A new report commissioned by National Endowment for Science, Technology and the Arts (NESTA) has explored the ways that interactive technology can support and develop existing teaching and learning practices.
The researchers, from the University of Nottingham and the London Knowledge Lab (LKL), suggest that digital technology can offer opportunities for innovation that can transform the learning experience.
Yet, the team say that the effect of digital technology in the classroom is not easily quantifiable. In fact, the report, Decoding Learning, suggests that there is an ‘innovation deficit at the intersection of technology and education’.
The study estimates that in the last five years UK schools have spent more than £1 billion on digital technology. Despite this heavy investment, the report has found that this investment has not resulted in 'radical improvements to learning experiences and educational attainment’.
Unlike other sectors, such as manufacturing and retail, which have harnessed digital technology, these technologies are ‘insufficiently utilised to support learning’ in schools, the report suggests.
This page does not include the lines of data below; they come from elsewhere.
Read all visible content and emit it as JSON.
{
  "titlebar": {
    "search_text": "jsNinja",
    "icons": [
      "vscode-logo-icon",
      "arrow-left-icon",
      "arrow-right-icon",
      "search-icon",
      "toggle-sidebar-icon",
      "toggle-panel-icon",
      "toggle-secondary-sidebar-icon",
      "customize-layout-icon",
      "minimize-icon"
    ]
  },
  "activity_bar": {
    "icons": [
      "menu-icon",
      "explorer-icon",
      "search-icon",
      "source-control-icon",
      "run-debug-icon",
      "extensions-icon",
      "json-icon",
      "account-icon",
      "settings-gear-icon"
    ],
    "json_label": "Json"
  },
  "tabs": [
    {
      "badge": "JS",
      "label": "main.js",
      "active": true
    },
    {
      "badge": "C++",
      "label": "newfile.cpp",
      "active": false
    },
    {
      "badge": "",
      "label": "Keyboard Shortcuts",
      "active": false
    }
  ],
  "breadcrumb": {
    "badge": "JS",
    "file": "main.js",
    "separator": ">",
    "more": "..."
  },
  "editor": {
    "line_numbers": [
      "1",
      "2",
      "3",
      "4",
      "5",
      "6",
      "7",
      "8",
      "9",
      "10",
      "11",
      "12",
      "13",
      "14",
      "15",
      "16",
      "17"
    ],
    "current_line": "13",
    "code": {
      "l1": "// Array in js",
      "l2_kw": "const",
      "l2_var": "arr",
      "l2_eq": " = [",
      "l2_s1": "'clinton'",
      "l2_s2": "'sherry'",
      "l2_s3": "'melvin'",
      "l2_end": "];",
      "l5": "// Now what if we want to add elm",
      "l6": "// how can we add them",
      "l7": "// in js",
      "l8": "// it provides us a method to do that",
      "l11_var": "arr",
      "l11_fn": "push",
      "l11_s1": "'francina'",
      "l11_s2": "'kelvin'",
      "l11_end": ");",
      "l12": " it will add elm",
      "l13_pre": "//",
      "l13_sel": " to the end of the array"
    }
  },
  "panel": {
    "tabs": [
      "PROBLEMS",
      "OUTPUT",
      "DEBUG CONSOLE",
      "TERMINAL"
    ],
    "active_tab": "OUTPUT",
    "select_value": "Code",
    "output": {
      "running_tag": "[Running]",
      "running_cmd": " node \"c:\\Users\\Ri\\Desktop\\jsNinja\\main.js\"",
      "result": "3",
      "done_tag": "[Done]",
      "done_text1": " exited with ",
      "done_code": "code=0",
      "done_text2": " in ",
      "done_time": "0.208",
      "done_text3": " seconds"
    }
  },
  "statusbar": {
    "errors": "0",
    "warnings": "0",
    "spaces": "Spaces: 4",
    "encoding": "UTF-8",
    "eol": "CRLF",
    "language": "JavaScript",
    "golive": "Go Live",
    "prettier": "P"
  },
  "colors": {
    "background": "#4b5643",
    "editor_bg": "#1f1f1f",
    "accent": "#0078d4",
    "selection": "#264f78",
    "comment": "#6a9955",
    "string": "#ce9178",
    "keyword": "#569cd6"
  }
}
The fundamental issue, it puts forward, is that teachers do not have access to the training and resources to exploit these technologies to their full potential.
Interactive whiteboards and digital tablets offer ‘unlimited promise', the report says, but the developers of such technologies must also consider contextual factors, such as teacher skills and learning materials, to make the technology work.
The study concludes that educational technology’s key partners must therefore work closely together to ensure technology-driven innovation within the classroom.
The findings of the NESTA study highlight an essential consideration for suppliers, who must offer learning providers products that can be seamlessly integrated into the classroom. Admittedly, teachers will require training in order to use interactive technology, despite the rich digital environment in which we find ourselves daily.
Yet, there are products on the market which require less training than others. At A+K, we have a number of interactive solutions that require little training, including eno interactive whiteboard technology. eno’s open architecture allows teachers to use software they are already familiar with, thus reducing the learning curve. Elsewhere, A+K PADS Digital Signage solutions use familiar Windows interfaces for administering timetabling and wayfinding outside the classroom.
Digital technologies will undoubtedly provide a rich learning experience, however, as the report suggests, this can only be realised if suppliers, manufacturers et al. consult their stakeholders. We must therefore ensure that as an industry we provide each other with the necessary tools to safeguard the growth of digital technology within the education sector.